A very good impression of this extremely rare print, with margins, probably the full sheet, a deckle edge at right, a couple of small paper losses and short tears at the sheet edges, pale staining along the sheet edges, generally in good condition.
Block 320 x 605 mm., Sheet 420 x 630 mm.

From the Catalogue:
The catalogue raisonné by Gerd Woll records only two other impressions of this state; both of which are in the Munchmuseet, Oslo.

The rare and unusual woodcut Young Couple in a Spruce Forest (Woll 540) seems to form a pair with Munch's better known print Towards the Forest II (W. 541), executed roughly at the same time in 1915. In fact, the two prints could be seen as a sequence, whereby the young couple is first seen approaching the forest, before finally stepping into the dark woods for a secret embrace.
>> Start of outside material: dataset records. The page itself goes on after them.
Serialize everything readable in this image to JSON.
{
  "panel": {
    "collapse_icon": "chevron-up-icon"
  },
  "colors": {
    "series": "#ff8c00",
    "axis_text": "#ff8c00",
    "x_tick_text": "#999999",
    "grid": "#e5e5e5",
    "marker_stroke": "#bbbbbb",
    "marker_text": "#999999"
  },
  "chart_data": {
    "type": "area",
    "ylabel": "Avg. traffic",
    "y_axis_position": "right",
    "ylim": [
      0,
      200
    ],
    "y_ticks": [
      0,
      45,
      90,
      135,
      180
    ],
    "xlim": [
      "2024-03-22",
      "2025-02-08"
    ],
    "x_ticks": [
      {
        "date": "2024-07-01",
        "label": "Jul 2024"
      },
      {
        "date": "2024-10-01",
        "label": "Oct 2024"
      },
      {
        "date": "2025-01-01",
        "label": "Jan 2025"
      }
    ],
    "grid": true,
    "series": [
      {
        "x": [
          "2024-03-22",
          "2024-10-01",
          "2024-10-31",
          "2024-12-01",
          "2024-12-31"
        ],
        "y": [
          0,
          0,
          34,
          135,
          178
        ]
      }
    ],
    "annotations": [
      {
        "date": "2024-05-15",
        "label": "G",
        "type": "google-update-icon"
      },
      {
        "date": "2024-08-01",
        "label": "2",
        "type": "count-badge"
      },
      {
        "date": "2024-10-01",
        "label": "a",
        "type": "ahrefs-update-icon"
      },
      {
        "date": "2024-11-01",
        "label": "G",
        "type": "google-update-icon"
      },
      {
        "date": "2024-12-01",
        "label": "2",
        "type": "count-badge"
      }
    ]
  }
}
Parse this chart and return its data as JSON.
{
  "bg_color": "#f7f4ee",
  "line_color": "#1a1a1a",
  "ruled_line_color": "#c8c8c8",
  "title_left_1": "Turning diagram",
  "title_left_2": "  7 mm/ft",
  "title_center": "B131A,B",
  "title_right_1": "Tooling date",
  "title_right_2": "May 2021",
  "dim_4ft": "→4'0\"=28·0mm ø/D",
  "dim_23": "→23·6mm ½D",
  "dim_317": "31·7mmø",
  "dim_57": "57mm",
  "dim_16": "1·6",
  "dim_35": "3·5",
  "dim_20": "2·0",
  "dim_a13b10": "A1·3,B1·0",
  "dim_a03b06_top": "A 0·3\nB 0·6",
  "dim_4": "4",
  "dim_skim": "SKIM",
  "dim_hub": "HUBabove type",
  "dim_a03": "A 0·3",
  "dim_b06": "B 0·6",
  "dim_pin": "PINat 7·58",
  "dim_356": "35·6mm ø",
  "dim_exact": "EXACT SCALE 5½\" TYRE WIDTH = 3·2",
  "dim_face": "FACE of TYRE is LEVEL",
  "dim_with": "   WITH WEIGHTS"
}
The image of Young Couple in a Spruce Forest is made-up of short, narrow lines gouged out of a dark surface, which itself is printed over a multicoloured, striped surface. The effect is that of cold, glittering northern moonlight falling through a dense canopy of needles into the forest and onto the figures. Munch further heightened the sense of almost being in the forest by using very fibrous, natural paper and by printing the dark surface from a single, heavily grained plank of spruce wood.
—Courtesy of Christie's

Schiefler 442; Woll 540

About Edvard Munch

A recognized forerunner of Expressionism, Norwegian painter and printmaker Edvard Munch is renowned for his representations of emotion. Associated with the international development of Symbolism, Munch experimented with many different themes, palettes, and styles of drawing. Though stylistically influenced by Paul Gauguin and the Nabis, Munch’s subjects are drawn from his Scandinavian roots and his own tortured psyche. His most famous painting, The Scream (1893), illustrates a tormented cry translated into waves of color that resonate across the landscape. Though based on Munch’s own experience, The Scream has become an instantly recognizable symbol of anxiety and alienation. Often reworking his paintings into etchings and lithographs, Munch was also one of the major graphic artists of the 20th century—he took an experimental approach to printmaking and contributed to the revival of the woodcut.